Warnschüsse in Belarus gegen Demonstranten
Präsident Lukaschenko bekräftigt: „Wir werden nicht zurückweichen.“
Minsk. Trotz neuer Gewaltandrohung haben in Belarus Zehntausende Menschen gegen den umstrittenen Präsidenten Alexander Lukaschenko demonstriert. Sie zogen am Sonntag in mehreren Gruppen durch die Hauptstadt, Minsk. Bereits kurz nach Beginn feuerten Sicherheitskräfte Warnschüsse ab. Es gab zudem Berichte und Videos, dass erneut mehrfach Blend- und Lärmgranaten eingesetzt worden seien.

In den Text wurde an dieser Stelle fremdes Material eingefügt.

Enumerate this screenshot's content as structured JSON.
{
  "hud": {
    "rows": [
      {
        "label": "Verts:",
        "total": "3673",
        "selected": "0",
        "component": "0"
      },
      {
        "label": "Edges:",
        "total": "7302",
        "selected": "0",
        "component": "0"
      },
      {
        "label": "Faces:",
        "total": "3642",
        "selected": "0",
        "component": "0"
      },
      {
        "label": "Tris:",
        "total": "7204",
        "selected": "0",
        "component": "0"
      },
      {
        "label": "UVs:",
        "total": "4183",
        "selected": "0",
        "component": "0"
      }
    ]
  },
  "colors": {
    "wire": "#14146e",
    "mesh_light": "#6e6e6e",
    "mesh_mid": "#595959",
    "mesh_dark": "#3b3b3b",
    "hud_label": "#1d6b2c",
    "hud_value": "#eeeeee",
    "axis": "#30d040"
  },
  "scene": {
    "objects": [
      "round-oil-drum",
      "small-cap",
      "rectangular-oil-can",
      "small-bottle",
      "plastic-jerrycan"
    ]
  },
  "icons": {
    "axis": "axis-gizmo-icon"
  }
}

Am zwölften Sonntag der Massenproteste nahmen die Sicherheitskräfte Dutzende Demonstranten fest. Auch Journalisten sollen unter den Inhaftierten gewesen sein, berichten Menschenrechtsgruppen. Sie verzeichneten allerdings weniger Demonstranten als in den vorigen Wochen.
Um gegen die zunehmende Gewalt zu protestieren, hatte die Demokratiebewegung zu einem „Marsch gegen den Terror“aufgerufen. Lukaschenko hatte zuvor gedroht: „Jetzt reicht es. Wir werden nicht zurückweichen.“Er habe früh gewarnt, dass rote Linien nicht überschritten werden dürften.
U-Bahnstationen gesperrt
In Minsk sperrten die Sicherheitskräfte mehrere zentrale Plätze mit Gittern ab, auch zahlreiche U-Bahnstationen blieben geschlossen. Zudem funktionierte das mobile Internet zeitweise nicht. Die Behörden wollen damit verhindern, dass sich Demonstranten zum Beispiel über soziale Netzwerke verständigen können.

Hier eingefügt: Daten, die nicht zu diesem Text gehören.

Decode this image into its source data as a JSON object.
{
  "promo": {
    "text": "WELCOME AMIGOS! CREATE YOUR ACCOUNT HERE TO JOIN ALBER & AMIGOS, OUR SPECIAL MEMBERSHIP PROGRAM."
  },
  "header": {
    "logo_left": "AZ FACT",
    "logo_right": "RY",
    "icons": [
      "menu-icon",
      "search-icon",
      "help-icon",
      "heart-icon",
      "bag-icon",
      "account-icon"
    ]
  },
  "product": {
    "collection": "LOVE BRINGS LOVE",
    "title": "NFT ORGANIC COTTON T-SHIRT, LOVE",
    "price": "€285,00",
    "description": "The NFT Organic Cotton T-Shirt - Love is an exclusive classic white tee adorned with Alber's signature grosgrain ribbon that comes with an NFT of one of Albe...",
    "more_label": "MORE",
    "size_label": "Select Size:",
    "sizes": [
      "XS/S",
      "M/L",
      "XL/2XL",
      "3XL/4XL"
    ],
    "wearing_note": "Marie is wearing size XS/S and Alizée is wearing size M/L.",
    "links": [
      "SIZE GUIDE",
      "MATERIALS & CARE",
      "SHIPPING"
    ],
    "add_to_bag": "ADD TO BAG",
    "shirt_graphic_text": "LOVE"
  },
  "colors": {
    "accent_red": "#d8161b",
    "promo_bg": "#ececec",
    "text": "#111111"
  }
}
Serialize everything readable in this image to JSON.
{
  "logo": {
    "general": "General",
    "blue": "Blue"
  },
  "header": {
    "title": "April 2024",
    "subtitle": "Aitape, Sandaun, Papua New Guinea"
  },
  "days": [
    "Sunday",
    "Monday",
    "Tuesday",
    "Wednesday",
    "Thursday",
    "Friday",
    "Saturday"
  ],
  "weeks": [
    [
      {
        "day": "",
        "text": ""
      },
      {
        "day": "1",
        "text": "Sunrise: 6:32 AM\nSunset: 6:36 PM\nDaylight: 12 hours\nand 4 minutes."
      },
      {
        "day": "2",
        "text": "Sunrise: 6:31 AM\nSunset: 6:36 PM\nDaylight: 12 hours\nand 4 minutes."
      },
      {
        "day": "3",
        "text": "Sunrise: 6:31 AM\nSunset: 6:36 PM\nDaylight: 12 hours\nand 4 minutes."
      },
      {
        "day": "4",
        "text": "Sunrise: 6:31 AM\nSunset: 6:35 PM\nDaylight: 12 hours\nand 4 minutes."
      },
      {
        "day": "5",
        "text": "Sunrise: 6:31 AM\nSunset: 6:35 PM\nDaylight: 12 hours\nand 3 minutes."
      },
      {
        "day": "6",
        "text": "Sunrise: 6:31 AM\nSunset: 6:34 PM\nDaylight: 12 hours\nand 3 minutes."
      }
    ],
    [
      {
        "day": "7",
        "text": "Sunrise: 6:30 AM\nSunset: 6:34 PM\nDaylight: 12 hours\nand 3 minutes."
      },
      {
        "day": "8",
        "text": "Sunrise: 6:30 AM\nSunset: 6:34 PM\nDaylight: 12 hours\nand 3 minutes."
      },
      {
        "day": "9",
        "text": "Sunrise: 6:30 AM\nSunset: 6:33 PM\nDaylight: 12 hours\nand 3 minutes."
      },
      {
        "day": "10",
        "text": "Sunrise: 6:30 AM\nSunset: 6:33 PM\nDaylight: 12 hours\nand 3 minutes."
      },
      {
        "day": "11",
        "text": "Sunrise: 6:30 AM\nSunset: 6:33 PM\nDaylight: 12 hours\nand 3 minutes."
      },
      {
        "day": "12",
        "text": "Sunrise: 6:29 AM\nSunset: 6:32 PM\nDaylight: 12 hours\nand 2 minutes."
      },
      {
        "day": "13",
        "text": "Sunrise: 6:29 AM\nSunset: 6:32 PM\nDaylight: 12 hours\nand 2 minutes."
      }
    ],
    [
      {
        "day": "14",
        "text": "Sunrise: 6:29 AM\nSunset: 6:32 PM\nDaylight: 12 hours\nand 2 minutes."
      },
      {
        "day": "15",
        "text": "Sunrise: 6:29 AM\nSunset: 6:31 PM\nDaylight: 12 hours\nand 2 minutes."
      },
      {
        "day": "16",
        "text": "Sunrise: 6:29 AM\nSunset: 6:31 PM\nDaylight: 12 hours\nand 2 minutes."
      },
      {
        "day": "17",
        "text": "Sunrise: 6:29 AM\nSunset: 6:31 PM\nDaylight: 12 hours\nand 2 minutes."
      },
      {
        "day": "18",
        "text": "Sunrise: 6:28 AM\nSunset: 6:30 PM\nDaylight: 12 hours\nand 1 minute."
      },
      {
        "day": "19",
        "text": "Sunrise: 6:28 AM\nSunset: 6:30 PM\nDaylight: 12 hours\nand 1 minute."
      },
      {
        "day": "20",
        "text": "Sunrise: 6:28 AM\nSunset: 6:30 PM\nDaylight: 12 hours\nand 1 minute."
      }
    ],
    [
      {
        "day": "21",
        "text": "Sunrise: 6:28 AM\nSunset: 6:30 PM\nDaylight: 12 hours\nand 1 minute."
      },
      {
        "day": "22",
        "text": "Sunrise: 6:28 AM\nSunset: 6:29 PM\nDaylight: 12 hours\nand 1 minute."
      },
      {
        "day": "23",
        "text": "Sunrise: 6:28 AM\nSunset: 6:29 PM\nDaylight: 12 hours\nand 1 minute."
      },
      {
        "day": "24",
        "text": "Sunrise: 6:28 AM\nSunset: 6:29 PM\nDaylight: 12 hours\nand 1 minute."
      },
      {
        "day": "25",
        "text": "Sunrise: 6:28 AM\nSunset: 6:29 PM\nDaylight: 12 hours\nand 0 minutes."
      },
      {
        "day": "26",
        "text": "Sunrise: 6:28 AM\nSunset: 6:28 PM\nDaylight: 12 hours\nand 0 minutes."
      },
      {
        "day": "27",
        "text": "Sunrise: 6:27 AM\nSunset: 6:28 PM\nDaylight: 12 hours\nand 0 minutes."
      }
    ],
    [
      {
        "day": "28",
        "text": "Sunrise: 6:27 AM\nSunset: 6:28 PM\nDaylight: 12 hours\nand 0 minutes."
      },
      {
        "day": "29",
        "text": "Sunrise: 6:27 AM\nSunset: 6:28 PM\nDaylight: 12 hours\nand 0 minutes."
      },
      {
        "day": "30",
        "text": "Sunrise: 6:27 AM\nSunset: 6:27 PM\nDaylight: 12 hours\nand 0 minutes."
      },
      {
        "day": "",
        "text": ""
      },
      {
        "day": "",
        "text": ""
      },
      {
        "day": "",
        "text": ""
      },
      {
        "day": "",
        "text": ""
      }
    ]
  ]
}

Vielen Demonstranten gelang es dennoch, zu der Gedenkstätte Kuropaty zu gelangen – einer Gedenkstätte für die Opfer der Repression in der Sowjetunion. Bereits am Samstag waren Hunderte Frauen durch Minsk gezogen. Sie verabreden sich traditionell an den Samstagen zum Protest. Seit Tagen kommt es punktuell zu Streiks in Betrieben und zu Aktionen an den Universitäten.
Unterdessen hat Belarus unter der Begründung der Coronapandemie am Sonntag die Grenzen für Ausländer geschlossen. Eine Einreise ist allerdings weiterhin über den Flughafen Minsk möglich. (ag.)